Peut-être qu’aujourd’hui, je ne te manque pas , moi ton enfant le moins glorieux. J’en ai vu d’autres avant moi partir, périr et être oubliés sans que rien ne change. Oui, je voulais que tu saches que les profondeurs de ta mer sont remplies des corps de tes enfants qui, comme moi ont touché, le fond.  Tu peux te vanter face au monde de tes 3000 ans d’histoire et de ta démocratie; tu peux parler de tes jeunes comme parle un politicien de l’intérêt national. Faire de nous un slogan et nous oublier. Tu peux nous pleurer ou continuer à te voiler la face.

Hier, on a repêché mon corps sans vie mais ai-je jamais été autre chose? Oui, j’ai perdu la vie mais en avais-je eu vraiment une?

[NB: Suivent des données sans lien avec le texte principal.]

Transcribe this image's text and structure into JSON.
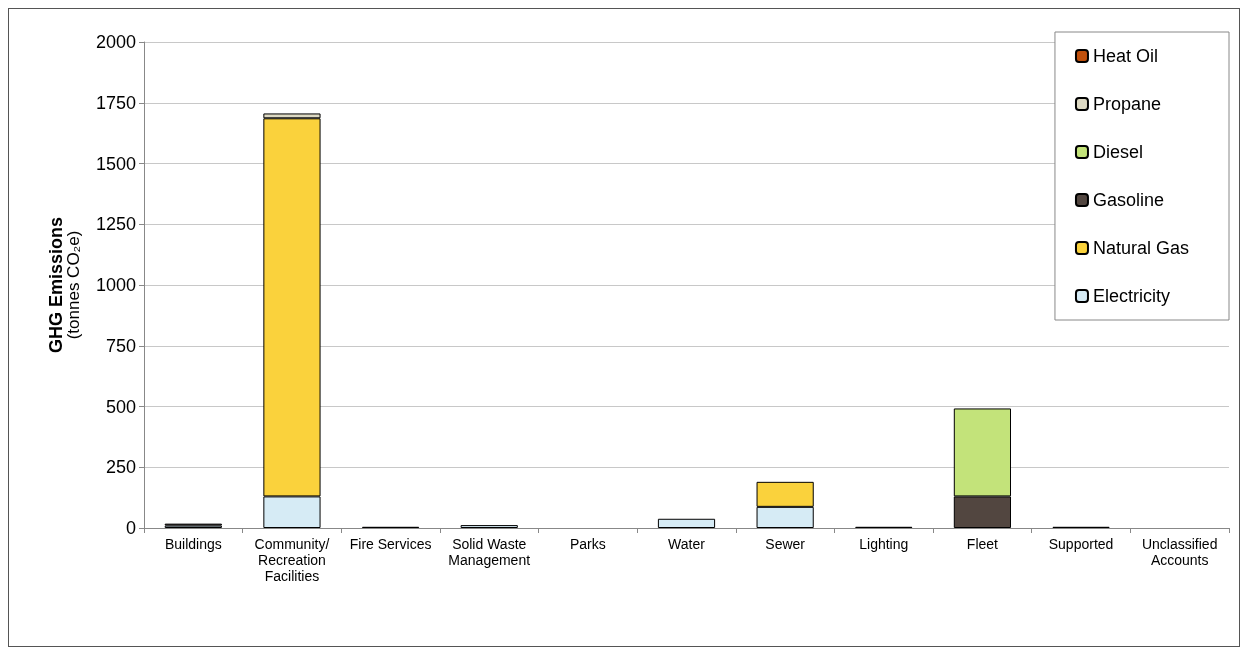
{
  "chart_data": {
    "type": "bar",
    "stacked": true,
    "ylabel": "GHG Emissions\n(tonnes CO₂e)",
    "categories": [
      "Buildings",
      "Community/\nRecreation\nFacilities",
      "Fire Services",
      "Solid Waste\nManagement",
      "Parks",
      "Water",
      "Sewer",
      "Lighting",
      "Fleet",
      "Supported",
      "Unclassified\nAccounts"
    ],
    "series": [
      {
        "name": "Electricity",
        "color": "#d6ebf5",
        "values": [
          10,
          130,
          null,
          12,
          null,
          38,
          87,
          null,
          null,
          null,
          null
        ]
      },
      {
        "name": "Natural Gas",
        "color": "#fad23c",
        "values": [
          null,
          1556,
          null,
          null,
          null,
          null,
          103,
          null,
          null,
          null,
          null
        ]
      },
      {
        "name": "Gasoline",
        "color": "#524640",
        "values": [
          8,
          null,
          5,
          null,
          null,
          null,
          null,
          5,
          130,
          5,
          null
        ]
      },
      {
        "name": "Diesel",
        "color": "#c3e37a",
        "values": [
          null,
          null,
          null,
          null,
          null,
          null,
          null,
          null,
          362,
          null,
          null
        ]
      },
      {
        "name": "Propane",
        "color": "#ddd9c3",
        "values": [
          null,
          20,
          null,
          null,
          null,
          null,
          null,
          null,
          null,
          null,
          null
        ]
      },
      {
        "name": "Heat Oil",
        "color": "#c0500c",
        "values": [
          null,
          null,
          null,
          null,
          null,
          null,
          null,
          null,
          null,
          null,
          null
        ]
      }
    ],
    "ylim": [
      0,
      2000
    ],
    "yticks": [
      0,
      250,
      500,
      750,
      1000,
      1250,
      1500,
      1750,
      2000
    ],
    "grid": "y",
    "legend": "top right"
  }
}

Vous pouvez toujours m’accabler. Me juger coupable de nuire à l’image de mon pays, moi l’enfant raté qui a tout raté même son départ le plus convoité. Oui, je suis coupable, coupable d’être mal-né, coupable d’être né. Ce monde et ses frontières, ce  n’est pas pour moi! Je ne suis ni à plaindre ni à blâmer. A moi les abîmes de la Méditerranée…

Plus de 50 corps ont été repêchés au large de Kerkennah, archipel tunisien devenu plateforme vers une Europe rêvée. Derrière chaque naufragé, une mère, une famille, une multitude de souvenirs et une histoire tragique… du début à la fin.